Sweet and sour sandwich pickles: A recipe for pickle perfection
These sandwich pickles may seem ordinary, yet everyone who tries them desires more immediately. I make these pickles using a simple recipe. There are no fancy ingredients, just one easily accessible seasoning. They are definitely worth a try.
7 July 2024 18:33
Sweet and sour brine sandwich pickles are ideal for those who enjoy intense flavours. They are perfect as a sandwich addition with cold cuts and work splendidly in burgers, toasties, casseroles, salads, or appetizer skewers. Their taste is so distinct that they can even charm when served independently.
How to make good sandwich pickles?
Preparing sandwich pickles in jars for winter is incredibly simple. Medium-sized cucumbers are best for such preserves, as they are easier to slice evenly. It's also important that the cucumbers are fresh and free from signs of spoilage or damage. Only such cucumbers guarantee a satisfactory taste.

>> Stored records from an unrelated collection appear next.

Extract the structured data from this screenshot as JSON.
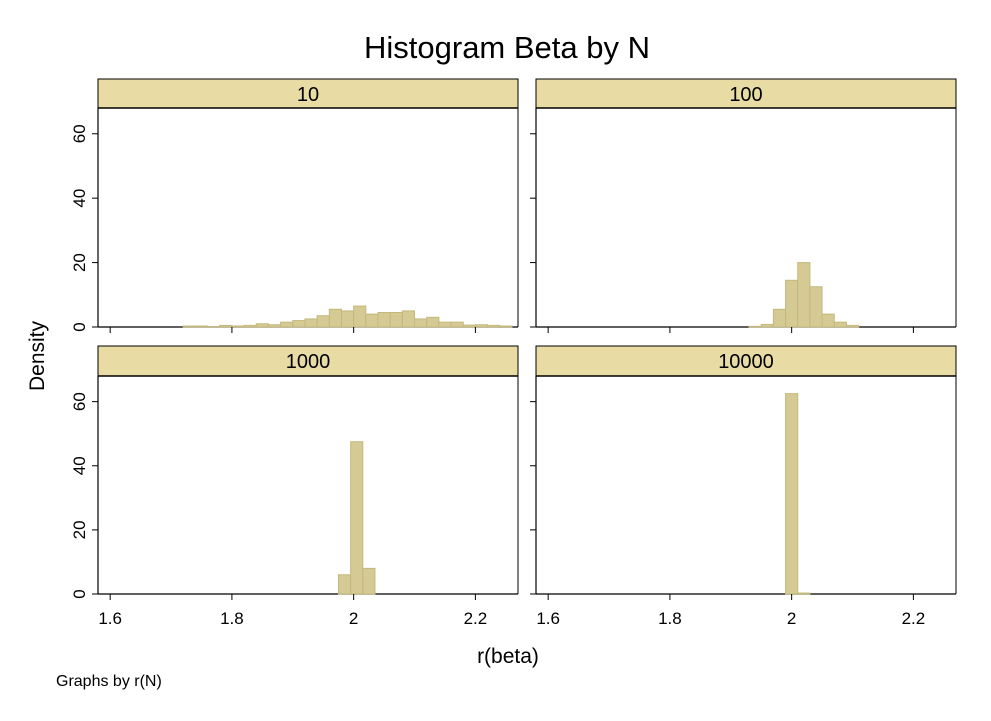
{
  "chart_data": {
    "type": "bar",
    "title": "Histogram Beta by N",
    "xlabel": "r(beta)",
    "ylabel": "Density",
    "note": "Graphs by r(N)",
    "xlim": [
      1.58,
      2.27
    ],
    "ylim": [
      0,
      68
    ],
    "x_ticks": [
      {
        "value": 1.6,
        "label": "1.6"
      },
      {
        "value": 1.8,
        "label": "1.8"
      },
      {
        "value": 2.0,
        "label": "2"
      },
      {
        "value": 2.2,
        "label": "2.2"
      }
    ],
    "y_ticks": [
      {
        "value": 0,
        "label": "0"
      },
      {
        "value": 20,
        "label": "20"
      },
      {
        "value": 40,
        "label": "40"
      },
      {
        "value": 60,
        "label": "60"
      }
    ],
    "bin_width": 0.02,
    "colors": {
      "bar_fill": "#d5ca94",
      "bar_stroke": "#c4b87c",
      "strip_fill": "#e8dca4"
    },
    "panels": [
      {
        "label": "10",
        "bins": [
          {
            "x0": 1.72,
            "density": 0.3
          },
          {
            "x0": 1.74,
            "density": 0.3
          },
          {
            "x0": 1.76,
            "density": 0.1
          },
          {
            "x0": 1.78,
            "density": 0.5
          },
          {
            "x0": 1.8,
            "density": 0.3
          },
          {
            "x0": 1.82,
            "density": 0.5
          },
          {
            "x0": 1.84,
            "density": 1.0
          },
          {
            "x0": 1.86,
            "density": 0.7
          },
          {
            "x0": 1.88,
            "density": 1.5
          },
          {
            "x0": 1.9,
            "density": 2.0
          },
          {
            "x0": 1.92,
            "density": 2.5
          },
          {
            "x0": 1.94,
            "density": 3.5
          },
          {
            "x0": 1.96,
            "density": 5.5
          },
          {
            "x0": 1.98,
            "density": 5.0
          },
          {
            "x0": 2.0,
            "density": 6.5
          },
          {
            "x0": 2.02,
            "density": 4.0
          },
          {
            "x0": 2.04,
            "density": 4.5
          },
          {
            "x0": 2.06,
            "density": 4.5
          },
          {
            "x0": 2.08,
            "density": 5.0
          },
          {
            "x0": 2.1,
            "density": 2.5
          },
          {
            "x0": 2.12,
            "density": 3.0
          },
          {
            "x0": 2.14,
            "density": 1.5
          },
          {
            "x0": 2.16,
            "density": 1.5
          },
          {
            "x0": 2.18,
            "density": 0.6
          },
          {
            "x0": 2.2,
            "density": 0.7
          },
          {
            "x0": 2.22,
            "density": 0.5
          },
          {
            "x0": 2.24,
            "density": 0.3
          },
          {
            "x0": 2.28,
            "density": 0.3
          }
        ]
      },
      {
        "label": "100",
        "bins": [
          {
            "x0": 1.93,
            "density": 0.2
          },
          {
            "x0": 1.95,
            "density": 0.8
          },
          {
            "x0": 1.97,
            "density": 5.5
          },
          {
            "x0": 1.99,
            "density": 14.5
          },
          {
            "x0": 2.01,
            "density": 20.0
          },
          {
            "x0": 2.03,
            "density": 12.5
          },
          {
            "x0": 2.05,
            "density": 4.0
          },
          {
            "x0": 2.07,
            "density": 1.5
          },
          {
            "x0": 2.09,
            "density": 0.5
          }
        ]
      },
      {
        "label": "1000",
        "bins": [
          {
            "x0": 1.975,
            "density": 6.0
          },
          {
            "x0": 1.995,
            "density": 47.5
          },
          {
            "x0": 2.015,
            "density": 8.0
          }
        ]
      },
      {
        "label": "10000",
        "bins": [
          {
            "x0": 1.99,
            "density": 62.5
          },
          {
            "x0": 2.01,
            "density": 0.3
          }
        ]
      }
    ]
  }
}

What brine is best for sandwich pickles? I recommend a simple sweet and sour brine with a small addition of curry spices, mustard seeds, black peppercorns, and allspice berries. It's a classic, straightforward brine, and the addition of oriental seasoning gives it a pleasant colour and spicy notes. Every year at this time, I prepare these exact pickles. They disappear the fastest of all.
Salad pickles in jars for winter. Recipe
Ingredients:
- 3 kilograms of pickling cucumbers,
- 1.2 litres of water,
- 600 millilitres of 10% distilled vinegar,
- 750 grams of sugar,
- 2 tablespoons of mustard seeds,
- 2 tablespoons of black peppercorns,
- 20 allspice berries,
- 1 tablespoon of curry,
- 2 tablespoons of salt.
Preparation:
- Wash the cucumbers, then remove the ends and slice them into rounds.

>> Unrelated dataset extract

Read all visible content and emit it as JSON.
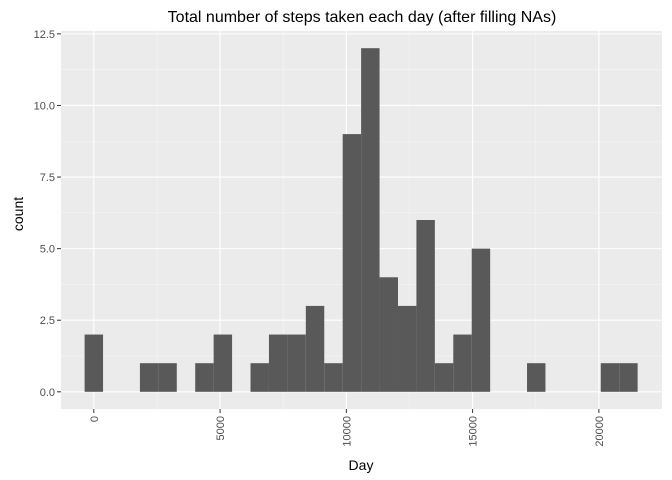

- Pack the cucumber slices tightly into jars.
- Prepare the brine: bring the water to a boil with vinegar, sugar, and remaining spices.
- Then, strain the brine and pour it hot over the cucumbers.

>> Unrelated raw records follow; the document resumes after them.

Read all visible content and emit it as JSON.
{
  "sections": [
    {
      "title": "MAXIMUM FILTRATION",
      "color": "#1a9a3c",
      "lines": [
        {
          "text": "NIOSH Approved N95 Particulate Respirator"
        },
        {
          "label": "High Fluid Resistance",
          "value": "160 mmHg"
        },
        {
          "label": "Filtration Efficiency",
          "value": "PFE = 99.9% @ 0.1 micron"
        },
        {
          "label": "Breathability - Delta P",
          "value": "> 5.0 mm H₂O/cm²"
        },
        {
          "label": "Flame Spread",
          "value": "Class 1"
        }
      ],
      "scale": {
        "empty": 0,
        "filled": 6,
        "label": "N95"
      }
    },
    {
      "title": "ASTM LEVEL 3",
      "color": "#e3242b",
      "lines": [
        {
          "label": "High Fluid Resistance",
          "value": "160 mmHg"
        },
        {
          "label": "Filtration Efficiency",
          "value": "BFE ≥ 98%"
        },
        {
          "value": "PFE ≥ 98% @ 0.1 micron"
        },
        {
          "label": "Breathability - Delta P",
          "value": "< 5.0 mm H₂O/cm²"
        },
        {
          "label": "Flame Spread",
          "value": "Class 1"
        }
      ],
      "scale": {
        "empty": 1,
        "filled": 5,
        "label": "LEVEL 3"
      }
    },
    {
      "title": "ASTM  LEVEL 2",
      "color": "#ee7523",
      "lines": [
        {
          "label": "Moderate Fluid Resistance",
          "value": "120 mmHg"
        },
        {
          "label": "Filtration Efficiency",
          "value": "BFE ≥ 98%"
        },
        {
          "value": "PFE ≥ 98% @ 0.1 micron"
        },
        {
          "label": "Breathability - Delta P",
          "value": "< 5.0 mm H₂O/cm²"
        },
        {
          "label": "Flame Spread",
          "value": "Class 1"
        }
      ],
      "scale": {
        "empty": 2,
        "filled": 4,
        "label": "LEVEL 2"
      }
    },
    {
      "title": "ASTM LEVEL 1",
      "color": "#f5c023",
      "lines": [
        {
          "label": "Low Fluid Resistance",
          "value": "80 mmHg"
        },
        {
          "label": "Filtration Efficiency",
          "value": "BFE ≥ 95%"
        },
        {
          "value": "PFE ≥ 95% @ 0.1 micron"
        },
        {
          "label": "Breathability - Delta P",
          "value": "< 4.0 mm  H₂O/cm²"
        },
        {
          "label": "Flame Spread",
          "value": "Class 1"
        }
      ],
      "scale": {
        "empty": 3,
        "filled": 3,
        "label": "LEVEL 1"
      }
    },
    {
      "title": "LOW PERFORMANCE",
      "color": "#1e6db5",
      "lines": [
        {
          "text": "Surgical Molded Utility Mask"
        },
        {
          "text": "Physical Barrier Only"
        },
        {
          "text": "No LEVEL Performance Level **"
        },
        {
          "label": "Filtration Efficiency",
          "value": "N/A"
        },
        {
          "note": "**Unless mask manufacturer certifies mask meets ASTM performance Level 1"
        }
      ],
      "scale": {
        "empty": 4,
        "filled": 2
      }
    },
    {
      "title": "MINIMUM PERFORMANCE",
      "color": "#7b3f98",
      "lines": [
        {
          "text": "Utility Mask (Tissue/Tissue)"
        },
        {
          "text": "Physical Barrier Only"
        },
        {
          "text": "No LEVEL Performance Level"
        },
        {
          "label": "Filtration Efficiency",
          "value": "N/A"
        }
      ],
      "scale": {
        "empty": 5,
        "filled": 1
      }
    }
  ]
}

- Seal the jars and place them in a pot lined with newspapers or a cloth. The jars shouldn't touch each other.
- Fill the pot with water (up to two-thirds of the height, ensuring the water does not reach the lids).
- Process the jars for about 10 minutes from the moment they start boiling. After this time, remove them from the water and place them upside down on a cloth to cool completely.
- The sandwich pickles will be ready to eat after two days, though it's best to give them a few extra days to develop their flavours fully.